A l'hôpital Erasme de Bruxelles, une "chirurgie de guerre" au service des urgences
Le premier patient est arrivé dans l'établissement une heure après les explosions survenues mardi matin. Les victimes se sont succédé toute la matinée, parfois dans un état d'urgence absolue.
Deux soldats barrent l'entrée principale de l'hôpital Erasme de Bruxelles, tandis que des caméras sont postées devant le service des urgences. "Le plan catastrophe a été déclenché aussitôt après les explosions de l'aéroport", commente le docteur Christian Melot, chef du service des urgences. "Nous nous sommes préparés et avons libéré cinq salles d'opération." Le premier patient est arrivé vers 9h30, suivi de tant d'autres, venus tantôt de l'aéroport, tantôt de la station de métro Maelbeek, touchée elle aussi par une explosion.
Au total, quinze victimes ont été admises dans la matinée, dont huit dans un état d'urgence absolue. Le dispositif est rôdé : à leur arrivée, les patients sont pris en charge par un médecin, qui les renvoie vers quatre salles de "déchoquage" équipées de lits, où patientent quatre équipes de trois médecins et deux infirmiers. Les victimes sont ensuite envoyées au bloc opératoire.
Délabrement musculaire, hémorragies, lésions, traumatisme crânien, membres arrachés et même brûlures pour les victimes les plus proches des détonations. Le médecin évoque "une chirurgie de guerre". "La principale difficulté des plaies par explosion, c'est qu'elles ne sont pas nettes", explique Marc Van Nuffelen, chef-adjoint des urgences. Ce qui complique l'hémostase, processus permettant d'interrompre une hémorragie, et nécessite donc des amputations. Le premier patient, lui, est arrivé avec le pied arraché par le souffle d'une des explosions.

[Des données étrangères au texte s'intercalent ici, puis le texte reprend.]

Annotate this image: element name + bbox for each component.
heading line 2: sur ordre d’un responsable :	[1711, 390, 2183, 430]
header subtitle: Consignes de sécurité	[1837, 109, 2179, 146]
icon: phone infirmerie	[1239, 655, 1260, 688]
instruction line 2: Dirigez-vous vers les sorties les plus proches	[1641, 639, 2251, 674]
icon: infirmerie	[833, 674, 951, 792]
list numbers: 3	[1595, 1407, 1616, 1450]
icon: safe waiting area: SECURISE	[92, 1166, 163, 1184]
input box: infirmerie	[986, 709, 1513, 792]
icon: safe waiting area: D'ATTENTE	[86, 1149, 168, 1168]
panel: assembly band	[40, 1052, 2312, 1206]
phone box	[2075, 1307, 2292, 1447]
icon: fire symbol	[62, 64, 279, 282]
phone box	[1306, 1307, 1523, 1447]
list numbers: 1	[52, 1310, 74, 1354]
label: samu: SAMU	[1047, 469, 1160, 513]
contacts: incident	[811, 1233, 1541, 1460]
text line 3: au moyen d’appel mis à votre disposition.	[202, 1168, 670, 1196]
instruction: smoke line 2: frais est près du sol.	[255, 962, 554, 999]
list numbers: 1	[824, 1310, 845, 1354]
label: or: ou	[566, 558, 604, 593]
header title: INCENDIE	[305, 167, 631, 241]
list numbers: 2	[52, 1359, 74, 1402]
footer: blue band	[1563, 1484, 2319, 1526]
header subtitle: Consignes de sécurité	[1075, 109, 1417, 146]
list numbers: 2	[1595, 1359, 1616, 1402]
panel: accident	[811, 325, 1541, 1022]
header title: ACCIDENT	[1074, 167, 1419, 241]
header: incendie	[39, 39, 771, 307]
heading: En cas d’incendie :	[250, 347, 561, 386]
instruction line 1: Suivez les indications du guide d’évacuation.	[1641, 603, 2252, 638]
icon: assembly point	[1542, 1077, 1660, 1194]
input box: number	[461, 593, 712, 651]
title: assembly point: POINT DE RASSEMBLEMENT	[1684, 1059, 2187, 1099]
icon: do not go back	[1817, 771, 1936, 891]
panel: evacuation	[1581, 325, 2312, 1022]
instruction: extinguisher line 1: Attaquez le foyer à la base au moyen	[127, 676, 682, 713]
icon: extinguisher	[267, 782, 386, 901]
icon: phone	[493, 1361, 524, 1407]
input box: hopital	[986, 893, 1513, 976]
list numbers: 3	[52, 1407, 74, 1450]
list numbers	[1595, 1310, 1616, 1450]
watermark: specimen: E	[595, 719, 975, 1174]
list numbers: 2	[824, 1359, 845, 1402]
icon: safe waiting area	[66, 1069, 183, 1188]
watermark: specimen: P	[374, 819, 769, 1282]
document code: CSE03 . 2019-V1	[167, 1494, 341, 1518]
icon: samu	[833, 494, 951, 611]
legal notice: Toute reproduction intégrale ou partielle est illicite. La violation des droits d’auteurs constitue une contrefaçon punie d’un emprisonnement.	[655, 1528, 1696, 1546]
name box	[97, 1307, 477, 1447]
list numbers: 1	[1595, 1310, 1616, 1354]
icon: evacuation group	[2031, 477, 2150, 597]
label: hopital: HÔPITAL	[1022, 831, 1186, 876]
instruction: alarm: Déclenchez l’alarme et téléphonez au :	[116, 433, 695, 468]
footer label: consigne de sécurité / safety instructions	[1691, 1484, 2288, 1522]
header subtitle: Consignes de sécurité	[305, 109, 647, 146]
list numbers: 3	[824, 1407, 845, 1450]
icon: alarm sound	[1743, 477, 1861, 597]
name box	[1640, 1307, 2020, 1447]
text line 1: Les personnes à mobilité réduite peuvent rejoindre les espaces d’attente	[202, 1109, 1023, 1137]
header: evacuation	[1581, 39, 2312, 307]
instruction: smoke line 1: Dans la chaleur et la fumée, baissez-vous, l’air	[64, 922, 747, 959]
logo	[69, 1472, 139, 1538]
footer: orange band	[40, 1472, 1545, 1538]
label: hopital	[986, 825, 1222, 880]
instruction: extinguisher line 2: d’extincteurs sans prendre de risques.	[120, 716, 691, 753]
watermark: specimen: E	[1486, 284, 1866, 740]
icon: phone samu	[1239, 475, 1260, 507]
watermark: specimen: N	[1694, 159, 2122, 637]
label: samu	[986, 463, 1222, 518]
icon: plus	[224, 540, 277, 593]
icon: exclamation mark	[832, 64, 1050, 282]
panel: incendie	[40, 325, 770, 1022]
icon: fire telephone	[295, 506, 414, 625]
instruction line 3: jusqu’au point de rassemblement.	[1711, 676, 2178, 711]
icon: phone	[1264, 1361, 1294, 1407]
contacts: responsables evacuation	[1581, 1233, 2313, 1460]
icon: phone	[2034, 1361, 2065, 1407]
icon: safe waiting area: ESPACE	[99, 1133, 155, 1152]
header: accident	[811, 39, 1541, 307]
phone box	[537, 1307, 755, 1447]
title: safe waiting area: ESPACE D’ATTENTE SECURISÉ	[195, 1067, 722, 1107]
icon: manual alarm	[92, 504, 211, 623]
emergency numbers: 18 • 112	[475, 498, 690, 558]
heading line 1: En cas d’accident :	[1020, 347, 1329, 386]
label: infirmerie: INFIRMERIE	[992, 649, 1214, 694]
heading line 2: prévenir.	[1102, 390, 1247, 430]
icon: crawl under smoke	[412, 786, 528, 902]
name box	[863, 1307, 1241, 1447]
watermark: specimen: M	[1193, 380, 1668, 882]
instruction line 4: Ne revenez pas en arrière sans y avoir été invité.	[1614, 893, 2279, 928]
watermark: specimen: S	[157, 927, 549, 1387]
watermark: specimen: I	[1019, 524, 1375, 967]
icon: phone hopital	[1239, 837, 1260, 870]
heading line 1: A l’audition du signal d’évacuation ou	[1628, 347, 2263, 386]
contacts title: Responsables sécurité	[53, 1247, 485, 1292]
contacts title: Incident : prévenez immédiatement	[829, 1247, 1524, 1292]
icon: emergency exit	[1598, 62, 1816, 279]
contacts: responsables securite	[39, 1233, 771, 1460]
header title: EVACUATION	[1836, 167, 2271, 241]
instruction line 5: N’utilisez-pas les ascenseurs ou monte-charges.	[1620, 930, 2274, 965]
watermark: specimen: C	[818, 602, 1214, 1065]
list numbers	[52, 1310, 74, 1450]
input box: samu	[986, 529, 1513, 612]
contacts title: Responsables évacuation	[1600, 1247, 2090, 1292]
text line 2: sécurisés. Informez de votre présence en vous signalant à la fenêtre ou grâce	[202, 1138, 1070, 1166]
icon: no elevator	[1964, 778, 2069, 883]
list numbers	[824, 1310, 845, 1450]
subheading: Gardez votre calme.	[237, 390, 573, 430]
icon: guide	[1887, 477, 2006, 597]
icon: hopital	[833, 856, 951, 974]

Des patients en état de choc
Parmi les huit victimes en urgence absolue, Marc Van Nuffelen n'a réussi à échanger quelques mots qu'avec un Américain fracturé des deux jambes, ce qui lui a permis de prévenir sa famille. Même avec des blessures plus légères, les victimes sont dans un état préoccupant. Particulièrement choquée, une jeune femme a été surprise par les attaques dans le terminal de l'aéroport de Bruxelles, alors qu'elle s'apprêtait à partir en vacances. "Elle a fui la première explosion, mais elle n'est pas allée loin, puisqu'elle a été enfermée par la seconde détonation. De l'enfer à l'enfer." Elle s'en sortira indemne, mais traumatisée.
Comme elle, de nombreux patients manifestent angoisse et d'anxiété. "Ils ont besoin de beaucoup parler, quitte à répéter plusieurs fois la même chose. Nous devons les écouter, sans les interrompre." En fin d'après-midi, plus aucune victime des attentats n'est attendue dans l'hôpital, mais le plan catastrophe n'était toujours pas levé en fin de journée. "Nous sommes encore dans le feu de l'action, mais le dispositif a plutôt bien fonctionné", résume Christian Melot.
Encore marqué par la catastrophe ferroviaire de Buizingen en 2010, il se félicite de la réaction des équipes, qui ont agi "en professionnels". Malgré tout, certaines choses pourraient être améliorées. Fataliste, il anticipe déjà la prochaine attaque et pense notamment, pour ce type de catastrophe, à la mise en place d'une file d'attente dédiée. De l'autre côté du bâtiment, après l'entrée principale gardée par des soldats, personne ne patiente pour donner son sang. L'hôpital Erasme n'en a pas besoin.
Pendant ce temps, la télévision de la salle d'attente diffuse la photo de trois suspects prise à l'aéroport. Avant de regagner son domicile, Marc Van Nuffelen accuse le coup, les traits tirés : "Il ne fallait pas perdre de temps et j'ai eu une grosse décharge d'adrénaline. Je ne suis toujours pas retombé et je ne réalise toujours pas."